Eletroscópio De Pêndulo - Construindo um eletroscópio de pêndulo - Brasil Escola
Construindo um eletroscópio de pêndulo - Brasil Escola

Construindo e calibrando um eletroscópio de pêndulo funcional

A maioria das pessoas tenta montar um eletroscópio de pêndulo com material reciclado e se pergunta por que ele não funciona direito. O problema quase sempre é o mesmo: resistência de fuga na suspensão do pêndulo ou falta de isolamento adequado. Vou explicar como eu faço isso funcionar em condições reais de bancada, não no papel. O princípio básico é simples. Uma esfera condutora leve, pendurada por um fio isolante, fica dentro de uma gaiola ou gaiola de Faraday improvisada.

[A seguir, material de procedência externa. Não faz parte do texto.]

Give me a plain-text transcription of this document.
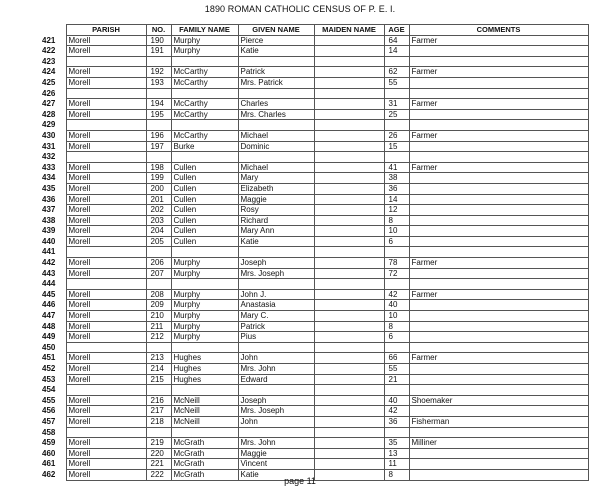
1890 ROMAN CATHOLIC CENSUS OF P. E. I.
	PARISH	NO.	FAMILY NAME	GIVEN NAME	MAIDEN NAME	AGE	COMMENTS
421	Morell	190	Murphy	Pierce		64	Farmer
422	Morell	191	Murphy	Katie		14	
423							
424	Morell	192	McCarthy	Patrick		62	Farmer
425	Morell	193	McCarthy	Mrs. Patrick		55	
426							
427	Morell	194	McCarthy	Charles		31	Farmer
428	Morell	195	McCarthy	Mrs. Charles		25	
429							
430	Morell	196	McCarthy	Michael		26	Farmer
431	Morell	197	Burke	Dominic		15	
432							
433	Morell	198	Cullen	Michael		41	Farmer
434	Morell	199	Cullen	Mary		38	
435	Morell	200	Cullen	Elizabeth		36	
436	Morell	201	Cullen	Maggie		14	
437	Morell	202	Cullen	Rosy		12	
438	Morell	203	Cullen	Richard		8	
439	Morell	204	Cullen	Mary Ann		10	
440	Morell	205	Cullen	Katie		6	
441							
442	Morell	206	Murphy	Joseph		78	Farmer
443	Morell	207	Murphy	Mrs. Joseph		72	
444							
445	Morell	208	Murphy	John J.		42	Farmer
446	Morell	209	Murphy	Anastasia		40	
447	Morell	210	Murphy	Mary C.		10	
448	Morell	211	Murphy	Patrick		8	
449	Morell	212	Murphy	Pius		6	
450							
451	Morell	213	Hughes	John		66	Farmer
452	Morell	214	Hughes	Mrs. John		55	
453	Morell	215	Hughes	Edward		21	
454							
455	Morell	216	McNeill	Joseph		40	Shoemaker
456	Morell	217	McNeill	Mrs. Joseph		42	
457	Morell	218	McNeill	John		36	Fisherman
458							
459	Morell	219	McGrath	Mrs. John		35	Milliner
460	Morell	220	McGrath	Maggie		13	
461	Morell	221	McGrath	Vincent		11	
462	Morell	222	McGrath	Katie		8	
page 11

Quando uma carga elétrica se aproxima da haste coletora, a esfera carrega por indução e é repelida. O ângulo de deflexão indica a intensidade do campo. A teoria é isso. Na prática, você passa horas tentando fazer a mágica acontecer porque o ar úmido, a poeira no isolamento ou um fio mal escolhido fazem tudo descarregar antes que você consiga ler qualquer coisa.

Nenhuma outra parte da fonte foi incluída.